Faulkner and Breen, Outlaws of NLP

OK, I jest with the title. But only a little.

I’ve just listened to a conversation between Charles Faulkner and Michael Breen, a bonus for subscribers to Michael’s excellent Platinum Audio Club. Fascinating stuff from two genuine innovators in a field that’s got more than its fair share of ‘me too’ trainers.

Anyway, one bit I liked was Charles Faulkner saying how an early presupposition of NLP has got lost. It’s ‘If the model you’re using isn’t working, use another one‘.

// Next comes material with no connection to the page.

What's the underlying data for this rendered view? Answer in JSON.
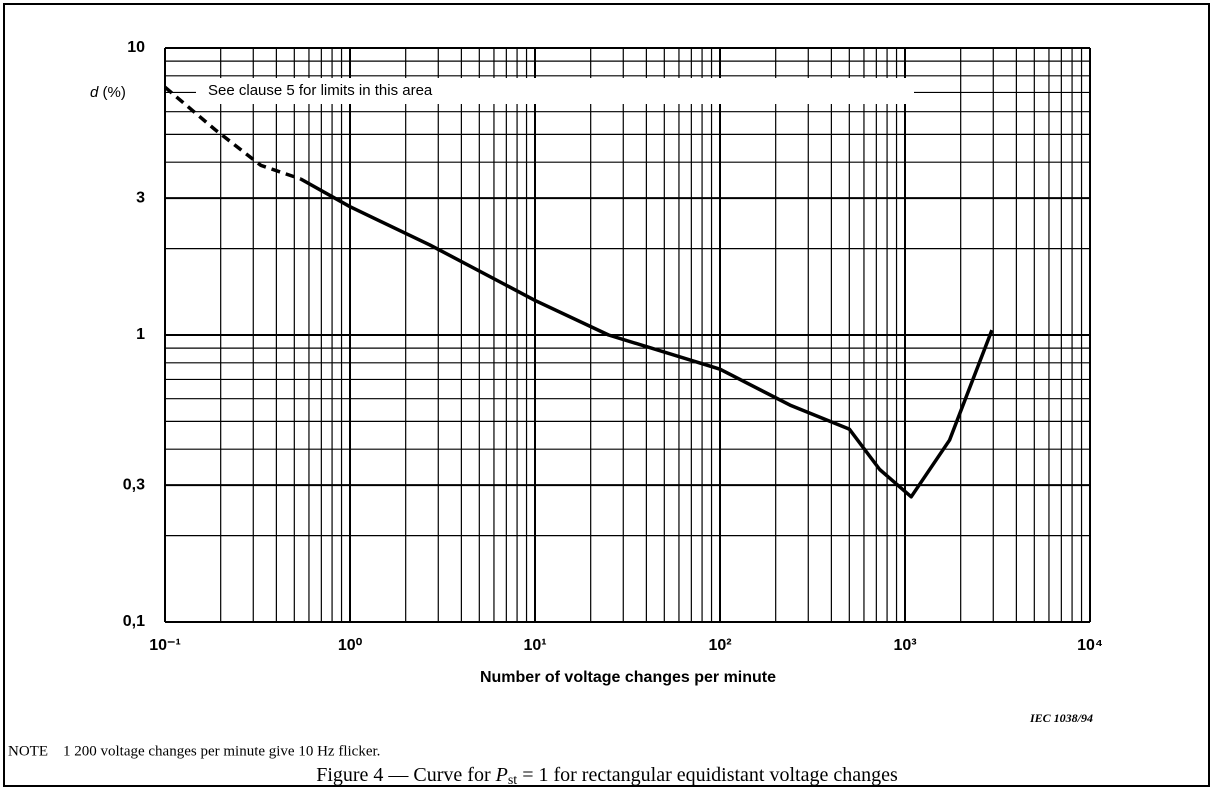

Hmm, makes sense, huh? And how much of NLP does that tenet apply to? Faulkner suggests NLP consists of seven models that don’t actually connect, eg sensory acuity and strategies, but are lumped together. Breen says that there aren’t separate language models such as the Meta Model, Milton Model, Sleight of Mouth, and Clean Language: instead there’s just language itself, and ways to use it.

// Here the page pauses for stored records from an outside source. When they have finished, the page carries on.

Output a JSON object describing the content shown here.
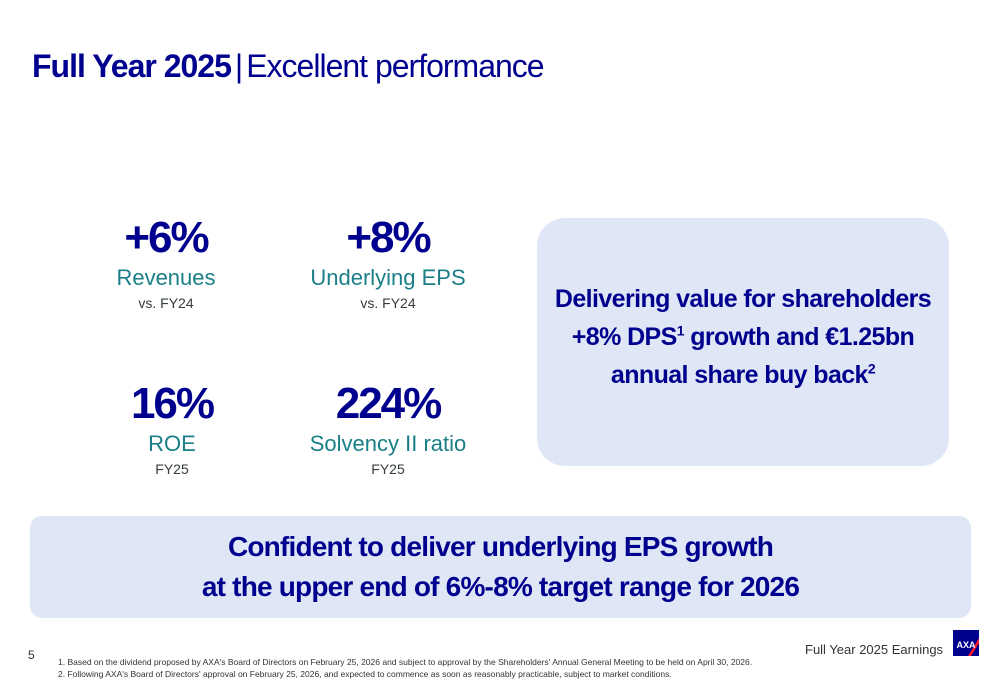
{
  "header": {
    "title_bold": "Full Year 2025",
    "separator": "|",
    "title_rest": "Excellent performance"
  },
  "kpis": [
    {
      "value": "+6%",
      "label": "Revenues",
      "sub": "vs. FY24"
    },
    {
      "value": "+8%",
      "label": "Underlying EPS",
      "sub": "vs. FY24"
    },
    {
      "value": "16%",
      "label": "ROE",
      "sub": "FY25"
    },
    {
      "value": "224%",
      "label": "Solvency II ratio",
      "sub": "FY25"
    }
  ],
  "highlight": {
    "line1": "Delivering value for shareholders",
    "line2_a": "+8% DPS",
    "line2_sup": "1",
    "line2_b": " growth and €1.25bn",
    "line3_a": "annual share buy back",
    "line3_sup": "2"
  },
  "outlook": {
    "line1": "Confident to deliver underlying EPS growth",
    "line2": "at the upper end of 6%-8% target range for 2026"
  },
  "footer": {
    "page_number": "5",
    "footnote1": "1. Based on the dividend proposed by AXA's Board of Directors on February 25, 2026 and subject to approval by the Shareholders' Annual General Meeting to be held on April 30, 2026.",
    "footnote2": "2. Following AXA's Board of Directors' approval on February 25, 2026, and expected to commence as soon as reasonably practicable, subject to market conditions.",
    "label": "Full Year 2025 Earnings",
    "logo_text": "AXA"
  },
  "colors": {
    "brand_blue": "#00008f",
    "teal": "#1a7f86",
    "panel": "#dfe6f5",
    "logo_red": "#ff1721"
  }
}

So, what aspects of NLP need to be quietly archived? And what could replace them that’s more useful, perhaps drawing on modern neuroscience or other ways of thinking? Perhaps, as Michael and Charles discuss, there’s much of value to be learned in older methods — John Grinder was suggesting people wanting to model should learn acting back in 1985, and there’s a wealth of valuable material gathered in centuries of acting technique. What other older disciplines have an edge over NLP as it is typically presented?